Figure C1.4. Isometric view of car assembly

Figure C1.5. Car battery installation
Joshua
I tested software for wifi communication, motor control, and encoder reading. I electrically connected the motors and encoders, and I made 3d printed parts for connecting magnetic encoders to motors. We’re using this software template for esp32-based robots https://github.com/rcmgames/rcmv2. We’re using these circuit boards https://github.com/RCMgames/RCM-Hardware-Nibble.

Figure C1.6. Car electricals
Enrico
Software controls: Calibrated motors, Implemented preliminary unilateral position to position and position to velocity control. So far, no issues. Code: https://github.com/ME327-2026-team1.
Checkpoint 2
Here you will write a few paragraphs about what you accomplished in the project so far. Include the checkpoint goals and describe which goals were met (and how), which were not (what were the challenges?), and any change of plans for the project based on what you learned. Include images and/or drawings where appropriate.
Michael

Figure C2.1. Original ramp proposal sketch

Figure C2.2. Original ramp proposal render
Preliminary work has begun on ramps, though we’re quickly realizing we need something that: - Doesn’t deflect under load - Doesn’t slip when the car drives up it This laser cut ramp was a decent concept, but then I thought… what if we didn’t need to do that?

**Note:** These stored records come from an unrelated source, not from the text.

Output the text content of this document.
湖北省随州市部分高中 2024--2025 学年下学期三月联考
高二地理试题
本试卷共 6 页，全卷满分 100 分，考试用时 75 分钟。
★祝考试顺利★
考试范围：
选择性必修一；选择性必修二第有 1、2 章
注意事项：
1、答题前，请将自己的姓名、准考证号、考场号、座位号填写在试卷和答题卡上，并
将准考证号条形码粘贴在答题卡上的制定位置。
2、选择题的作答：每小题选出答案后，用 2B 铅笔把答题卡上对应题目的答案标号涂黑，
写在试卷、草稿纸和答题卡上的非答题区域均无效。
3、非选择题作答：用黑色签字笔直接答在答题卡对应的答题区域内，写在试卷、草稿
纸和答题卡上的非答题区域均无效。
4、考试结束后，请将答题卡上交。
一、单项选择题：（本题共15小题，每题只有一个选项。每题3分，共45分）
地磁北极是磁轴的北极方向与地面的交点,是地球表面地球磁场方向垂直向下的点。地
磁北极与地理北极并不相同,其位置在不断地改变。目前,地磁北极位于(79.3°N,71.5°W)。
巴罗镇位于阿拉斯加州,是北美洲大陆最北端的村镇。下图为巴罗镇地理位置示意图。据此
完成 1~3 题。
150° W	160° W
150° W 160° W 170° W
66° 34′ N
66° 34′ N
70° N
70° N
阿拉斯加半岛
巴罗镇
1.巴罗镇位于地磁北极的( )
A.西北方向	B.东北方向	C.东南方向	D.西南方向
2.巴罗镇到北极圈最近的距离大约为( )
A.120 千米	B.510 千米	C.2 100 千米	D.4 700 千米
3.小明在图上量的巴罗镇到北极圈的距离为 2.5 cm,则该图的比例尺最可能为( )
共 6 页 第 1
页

Figure C2.3. Simplified ramp
This duct tape-foam core setup will avoid all laser cutting and assembly on something that really isn’t the focus of the expo.
Brian
Software controls: setting up alternative impedance measurement method reliant on delta between free space wheel motor velocity and operational wheel motor velocity. The idea is the user feels a force on the controller when the motors are 'struggling' (large delta between free space velocity and current).
Joshua
Worked on cad and electronics for direct drive car (see below). We will test to see whether the transparency and transmitted impedance is significantly higher compared to our current off-the-shelf car assembly (which has gear reductions for the motors).

Figure C2.4. Alternative direct drive car
Enrico
Software controls: Implemented IMU sensor reading, including calibration and filtering. This is the original impedance measurement method which is limited to changes in terrain slope (inclination). We may combine both IMU-based feedback and Brian's delta velocity approach if we deem performance to be best in such a configuration.